Hanover Baroque Trio Concert
I attended a small ensemble concert that was hosted by the music department in the fine arts building at the college, which featured an all instrumental Trio Sonata. According to the program, the music was all from the baroque period, and it was presented in a smaller room in the “chamber style.” There was not a very large audience. This kept the audience from being a distraction, so that we could really pay attention to the music.
The concert featured several instruments, but because it was a trio, only three of them played at a time. These instruments included the violin, flute, harpsichord, and organ, with either the harpsichord or the organ featured in each piece. They never played together. The harpsichord was really prominent in the works, and it was interesting because it has a totally different sound. It is very high, and the notes produced are very short.
It featured the work of eight composers, and 10 different works. Each of them were similar, in that they used a lot of short notes and big musical runs, but they also featured very different sounds. The piece that I liked best was Deuxieme Concert from Pieces de Clavecin en Concert. It made me think of animals playing in a forest, of children playing outside. It had a lot of runs featuring really fast sixteenth notes, and trills. It reminded me of the wood-nymph scene from Disney’s Fantasia.
Because of the heavy reliance on the flute and harpsichord, which are high instruments, the tones were often wispy and high, or trilling and shrill. This is really common for pieces of Baroque music. It also tends to lighten the mood people were smiling and nodding their head along to the music, engaged in just the light-heartedness of the sound.
Because there were no specifically base instruments in the trio, it lacked the depth of sound that the same pieces of music might have had in a symphony, where there are tubas and French horns, for example, to bring the sound down into a lower octave. This really changed the experience for me as a listener, because there was not the depth of sound that I am accustomed to hearing in classical, all instrumental musical pieces. It is important to point out however, that losing the lower register did not mean that every movement was airy fairy. There was another piece in particular, in the concert that had a much more sinister tone. It was more legato, and slower tempo than the first song that I liked. It also used minor keys, and chords that had unresolved clashing notes to create tension. This was a strong contrast to the other work.

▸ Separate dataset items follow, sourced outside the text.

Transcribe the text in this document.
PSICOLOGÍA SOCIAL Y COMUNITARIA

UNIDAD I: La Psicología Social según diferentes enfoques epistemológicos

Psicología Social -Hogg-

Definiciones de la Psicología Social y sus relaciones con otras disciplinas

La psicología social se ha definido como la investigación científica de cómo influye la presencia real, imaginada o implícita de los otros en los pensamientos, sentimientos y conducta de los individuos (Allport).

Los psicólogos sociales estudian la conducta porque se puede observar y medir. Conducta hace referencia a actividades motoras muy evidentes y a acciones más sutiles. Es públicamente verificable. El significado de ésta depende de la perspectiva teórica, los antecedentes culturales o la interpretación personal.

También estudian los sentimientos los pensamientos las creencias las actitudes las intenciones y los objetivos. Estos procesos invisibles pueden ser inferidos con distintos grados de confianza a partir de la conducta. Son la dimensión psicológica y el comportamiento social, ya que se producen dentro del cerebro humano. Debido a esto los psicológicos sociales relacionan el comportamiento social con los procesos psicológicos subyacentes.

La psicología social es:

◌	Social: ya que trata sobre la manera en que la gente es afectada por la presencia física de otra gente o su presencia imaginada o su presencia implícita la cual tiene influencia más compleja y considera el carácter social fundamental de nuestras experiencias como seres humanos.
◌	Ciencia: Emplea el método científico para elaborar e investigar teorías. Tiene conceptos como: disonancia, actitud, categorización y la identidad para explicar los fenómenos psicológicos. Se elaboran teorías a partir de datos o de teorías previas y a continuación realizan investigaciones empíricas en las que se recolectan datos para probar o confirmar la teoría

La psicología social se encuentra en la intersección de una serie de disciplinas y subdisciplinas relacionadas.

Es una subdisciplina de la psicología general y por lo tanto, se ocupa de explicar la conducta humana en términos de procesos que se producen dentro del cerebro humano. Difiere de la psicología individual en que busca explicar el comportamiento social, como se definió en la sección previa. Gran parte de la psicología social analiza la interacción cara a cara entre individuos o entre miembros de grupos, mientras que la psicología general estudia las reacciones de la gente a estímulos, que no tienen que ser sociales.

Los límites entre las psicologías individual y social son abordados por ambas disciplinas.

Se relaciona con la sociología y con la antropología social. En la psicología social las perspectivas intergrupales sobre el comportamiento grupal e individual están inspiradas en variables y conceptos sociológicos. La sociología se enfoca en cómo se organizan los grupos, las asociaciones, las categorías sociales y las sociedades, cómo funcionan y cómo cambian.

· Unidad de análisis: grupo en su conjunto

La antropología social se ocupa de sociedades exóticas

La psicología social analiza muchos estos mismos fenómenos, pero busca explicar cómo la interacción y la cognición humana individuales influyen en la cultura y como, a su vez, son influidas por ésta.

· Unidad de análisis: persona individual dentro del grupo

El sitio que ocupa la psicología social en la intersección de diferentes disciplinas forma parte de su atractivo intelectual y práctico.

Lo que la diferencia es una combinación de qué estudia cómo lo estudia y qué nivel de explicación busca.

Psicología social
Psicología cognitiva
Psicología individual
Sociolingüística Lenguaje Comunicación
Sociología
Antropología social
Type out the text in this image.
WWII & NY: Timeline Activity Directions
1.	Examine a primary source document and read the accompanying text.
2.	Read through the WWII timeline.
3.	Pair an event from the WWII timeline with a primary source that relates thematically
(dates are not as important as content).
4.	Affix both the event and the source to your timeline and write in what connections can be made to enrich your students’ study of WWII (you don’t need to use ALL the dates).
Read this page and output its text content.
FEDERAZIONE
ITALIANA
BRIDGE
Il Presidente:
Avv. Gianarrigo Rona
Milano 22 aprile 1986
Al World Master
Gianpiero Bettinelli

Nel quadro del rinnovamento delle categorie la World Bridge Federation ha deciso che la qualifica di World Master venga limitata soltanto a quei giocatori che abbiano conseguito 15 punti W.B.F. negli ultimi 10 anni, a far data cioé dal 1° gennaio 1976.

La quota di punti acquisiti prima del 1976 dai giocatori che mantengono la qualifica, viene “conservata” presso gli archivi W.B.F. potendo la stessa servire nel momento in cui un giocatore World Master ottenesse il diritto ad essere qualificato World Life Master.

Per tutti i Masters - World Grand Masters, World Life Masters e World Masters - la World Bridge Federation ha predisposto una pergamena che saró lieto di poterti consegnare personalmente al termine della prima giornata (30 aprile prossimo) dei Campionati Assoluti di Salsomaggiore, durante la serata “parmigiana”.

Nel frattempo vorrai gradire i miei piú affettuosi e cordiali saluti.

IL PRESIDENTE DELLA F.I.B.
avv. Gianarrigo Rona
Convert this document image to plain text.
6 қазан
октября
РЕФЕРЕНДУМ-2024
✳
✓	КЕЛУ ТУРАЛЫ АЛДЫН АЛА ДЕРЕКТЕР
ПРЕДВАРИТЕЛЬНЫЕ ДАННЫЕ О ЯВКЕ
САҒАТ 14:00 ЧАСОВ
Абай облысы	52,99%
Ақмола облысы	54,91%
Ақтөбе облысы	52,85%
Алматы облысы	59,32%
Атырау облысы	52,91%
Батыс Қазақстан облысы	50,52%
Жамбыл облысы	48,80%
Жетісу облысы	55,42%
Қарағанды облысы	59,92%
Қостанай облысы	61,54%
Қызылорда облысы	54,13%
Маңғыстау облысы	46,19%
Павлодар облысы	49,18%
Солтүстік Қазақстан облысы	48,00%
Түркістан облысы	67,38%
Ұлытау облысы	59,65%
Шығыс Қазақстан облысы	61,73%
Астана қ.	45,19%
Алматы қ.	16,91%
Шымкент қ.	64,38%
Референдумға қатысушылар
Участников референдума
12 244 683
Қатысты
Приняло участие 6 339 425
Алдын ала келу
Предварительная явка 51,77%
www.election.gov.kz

Overall, I thought that the concert was really good. I specifically thought that the pieces of music selected had a wide contrast in sounds and styles especially considering that they all came from the same era and were played on just three instruments. I realized while watching that seeing a performance live is different than seeing a performance that is on video or which is recorded and gives you sound only, because it lets you respond to the body language of the other people attending the concert, and of the musicians. It was a really good experience overall.